CS4811: Homework 6 --- Learning Decision Trees


Due: Friday, April 25, 2014, 11:59pm.
(Assigned: Friday, April 11, 2014.)

Reminder: This is an individual assignment. All the work should be the author's and in accordance with the university's academic integrity policies. You are allowed to use any written source in preparing your answers, but if you use any other source than the textbook and the class notes, you should specify it on your assignment.

Problem:

In this assignment, you will implement the basic algorithm for learning decision trees.

You should implement your own code from scratch. You may consult existing implementations but you may not build on them. The textbook's web site has Java, Python and Lisp implementations, if you'd like to take a look.

Task:

Implement a decision tree learner that uses the "probability error" heuristic that we discussed in class. Use your program in the following dataset: http://archive.ics.uci.edu/ml/datasets/Mushroom It is fine for your program to work on the mushroom dataset only. In other words, you are not required to write a general purpose decision tree program. You may hardcode that the dataset has 22 attributes, and also the possible values for each of the attributes. However, in addition to the original dataset, we will test your program with a subset of it.
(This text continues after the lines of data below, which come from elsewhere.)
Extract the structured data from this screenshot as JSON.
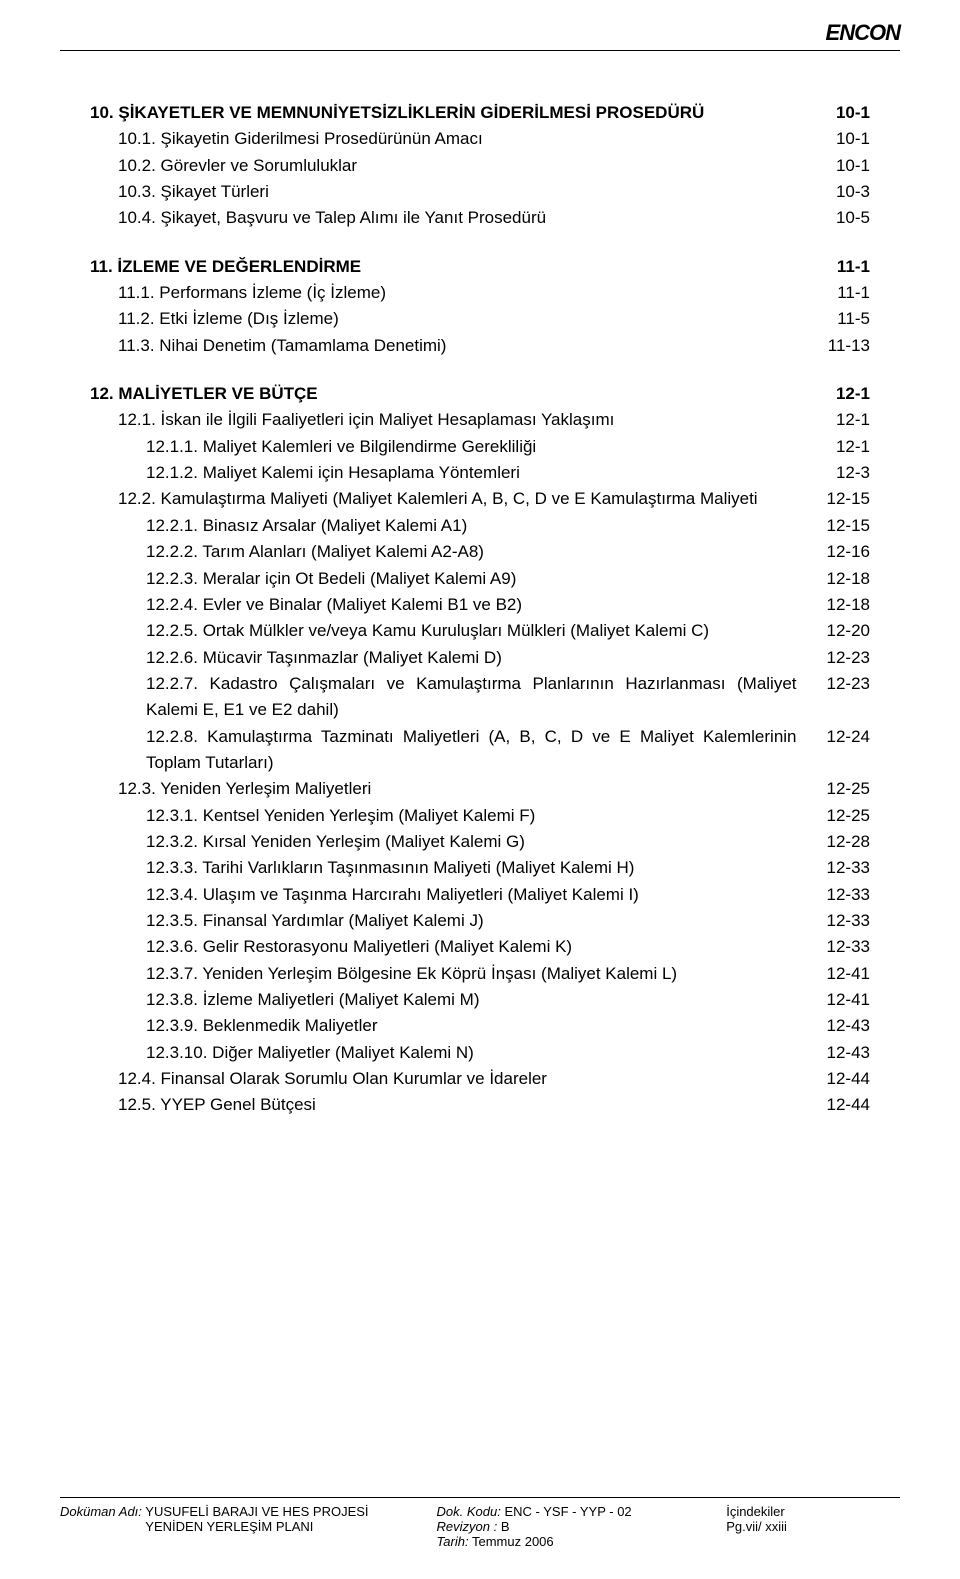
{
  "brand": "ENCON",
  "toc": [
    {
      "type": "row",
      "level": 0,
      "bold": true,
      "title": "10. ŞİKAYETLER VE MEMNUNİYETSİZLİKLERİN GİDERİLMESİ PROSEDÜRÜ",
      "page": "10-1"
    },
    {
      "type": "row",
      "level": 1,
      "bold": false,
      "title": "10.1. Şikayetin Giderilmesi Prosedürünün Amacı",
      "page": "10-1"
    },
    {
      "type": "row",
      "level": 1,
      "bold": false,
      "title": "10.2. Görevler ve Sorumluluklar",
      "page": "10-1"
    },
    {
      "type": "row",
      "level": 1,
      "bold": false,
      "title": "10.3. Şikayet Türleri",
      "page": "10-3"
    },
    {
      "type": "row",
      "level": 1,
      "bold": false,
      "title": "10.4. Şikayet, Başvuru ve Talep Alımı ile Yanıt Prosedürü",
      "page": "10-5"
    },
    {
      "type": "gap"
    },
    {
      "type": "row",
      "level": 0,
      "bold": true,
      "title": "11. İZLEME VE DEĞERLENDİRME",
      "page": "11-1"
    },
    {
      "type": "row",
      "level": 1,
      "bold": false,
      "title": "11.1. Performans İzleme (İç İzleme)",
      "page": "11-1"
    },
    {
      "type": "row",
      "level": 1,
      "bold": false,
      "title": "11.2. Etki İzleme (Dış İzleme)",
      "page": "11-5"
    },
    {
      "type": "row",
      "level": 1,
      "bold": false,
      "title": "11.3. Nihai Denetim (Tamamlama Denetimi)",
      "page": "11-13"
    },
    {
      "type": "gap"
    },
    {
      "type": "row",
      "level": 0,
      "bold": true,
      "title": "12. MALİYETLER VE BÜTÇE",
      "page": "12-1"
    },
    {
      "type": "row",
      "level": 1,
      "bold": false,
      "title": "12.1. İskan ile İlgili Faaliyetleri için Maliyet Hesaplaması Yaklaşımı",
      "page": "12-1"
    },
    {
      "type": "row",
      "level": 2,
      "bold": false,
      "title": "12.1.1. Maliyet Kalemleri ve Bilgilendirme Gerekliliği",
      "page": "12-1"
    },
    {
      "type": "row",
      "level": 2,
      "bold": false,
      "title": "12.1.2. Maliyet Kalemi için Hesaplama Yöntemleri",
      "page": "12-3"
    },
    {
      "type": "row",
      "level": 1,
      "bold": false,
      "title": "12.2. Kamulaştırma Maliyeti (Maliyet Kalemleri A, B, C, D ve E Kamulaştırma Maliyeti",
      "page": "12-15"
    },
    {
      "type": "row",
      "level": 2,
      "bold": false,
      "title": "12.2.1. Binasız Arsalar (Maliyet Kalemi A1)",
      "page": "12-15"
    },
    {
      "type": "row",
      "level": 2,
      "bold": false,
      "title": "12.2.2. Tarım Alanları (Maliyet Kalemi A2-A8)",
      "page": "12-16"
    },
    {
      "type": "row",
      "level": 2,
      "bold": false,
      "title": "12.2.3. Meralar için Ot Bedeli (Maliyet Kalemi A9)",
      "page": "12-18"
    },
    {
      "type": "row",
      "level": 2,
      "bold": false,
      "title": "12.2.4. Evler ve Binalar (Maliyet Kalemi B1 ve B2)",
      "page": "12-18"
    },
    {
      "type": "row",
      "level": 2,
      "bold": false,
      "title": "12.2.5. Ortak Mülkler ve/veya Kamu Kuruluşları Mülkleri (Maliyet Kalemi C)",
      "page": "12-20"
    },
    {
      "type": "row",
      "level": 2,
      "bold": false,
      "title": "12.2.6. Mücavir Taşınmazlar (Maliyet Kalemi D)",
      "page": "12-23"
    },
    {
      "type": "row",
      "level": 2,
      "bold": false,
      "title": "12.2.7. Kadastro Çalışmaları ve Kamulaştırma Planlarının Hazırlanması (Maliyet Kalemi E, E1 ve E2 dahil)",
      "page": "12-23"
    },
    {
      "type": "row",
      "level": 2,
      "bold": false,
      "title": "12.2.8. Kamulaştırma Tazminatı Maliyetleri (A, B, C, D ve E Maliyet Kalemlerinin Toplam Tutarları)",
      "page": "12-24"
    },
    {
      "type": "row",
      "level": 1,
      "bold": false,
      "title": "12.3. Yeniden Yerleşim Maliyetleri",
      "page": "12-25"
    },
    {
      "type": "row",
      "level": 2,
      "bold": false,
      "title": "12.3.1. Kentsel Yeniden Yerleşim (Maliyet Kalemi F)",
      "page": "12-25"
    },
    {
      "type": "row",
      "level": 2,
      "bold": false,
      "title": "12.3.2. Kırsal Yeniden Yerleşim (Maliyet Kalemi G)",
      "page": "12-28"
    },
    {
      "type": "row",
      "level": 2,
      "bold": false,
      "title": "12.3.3. Tarihi Varlıkların Taşınmasının Maliyeti (Maliyet Kalemi H)",
      "page": "12-33"
    },
    {
      "type": "row",
      "level": 2,
      "bold": false,
      "title": "12.3.4. Ulaşım ve Taşınma Harcırahı Maliyetleri (Maliyet Kalemi I)",
      "page": "12-33"
    },
    {
      "type": "row",
      "level": 2,
      "bold": false,
      "title": "12.3.5. Finansal Yardımlar (Maliyet Kalemi J)",
      "page": "12-33"
    },
    {
      "type": "row",
      "level": 2,
      "bold": false,
      "title": "12.3.6. Gelir Restorasyonu Maliyetleri (Maliyet Kalemi K)",
      "page": "12-33"
    },
    {
      "type": "row",
      "level": 2,
      "bold": false,
      "title": "12.3.7. Yeniden Yerleşim Bölgesine Ek Köprü İnşası (Maliyet Kalemi L)",
      "page": "12-41"
    },
    {
      "type": "row",
      "level": 2,
      "bold": false,
      "title": "12.3.8. İzleme Maliyetleri (Maliyet Kalemi M)",
      "page": "12-41"
    },
    {
      "type": "row",
      "level": 2,
      "bold": false,
      "title": "12.3.9. Beklenmedik Maliyetler",
      "page": "12-43"
    },
    {
      "type": "row",
      "level": 2,
      "bold": false,
      "title": "12.3.10. Diğer Maliyetler (Maliyet Kalemi N)",
      "page": "12-43"
    },
    {
      "type": "row",
      "level": 1,
      "bold": false,
      "title": "12.4. Finansal Olarak Sorumlu Olan Kurumlar ve İdareler",
      "page": "12-44"
    },
    {
      "type": "row",
      "level": 1,
      "bold": false,
      "title": "12.5. YYEP Genel Bütçesi",
      "page": "12-44"
    }
  ],
  "footer": {
    "doc_name_label": "Doküman Adı:",
    "doc_name_line1": "YUSUFELİ BARAJI VE HES PROJESİ",
    "doc_name_line2": "YENİDEN YERLEŞİM PLANI",
    "doc_code_label": "Dok. Kodu:",
    "doc_code": "ENC - YSF - YYP - 02",
    "rev_label": "Revizyon :",
    "rev": "B",
    "date_label": "Tarih:",
    "date": "Temmuz 2006",
    "section": "İçindekiler",
    "page_num": "Pg.vii/ xxiii"
  }
}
The program should print a trace of how the decision tree is generated. For each node of the decision tree, the trace should include information about each attribute tested and its probability of error value and the attribute that was chosen, in a way similar to the slides. When the final decision tree is generated, print the tree in a way that is readable and is convenient to you. For example, you can traverse the tree in a depth first fashion and print it as text, indenting each level by a few characters. Printing must be part of the program because we will test your code with different datasets. According to the description file the dataset has missing values for attribute 11, the stalk root. Simply replace the "?" with an "m" for missing, and use is as the value.

Write a short report that describes your implementation, and presents a discussion of the results. In your submission include a file named README that contains full instructions on how to execute your code. We should be able to test it with another set of examples from the mushroom domain. In your documentation explain how we can feed another data file to your program, and what kind of output to expect. You are free to use any language that runs on the CS department Linux platforms.



Submit the following on Canvas. Hardcopies are not needed.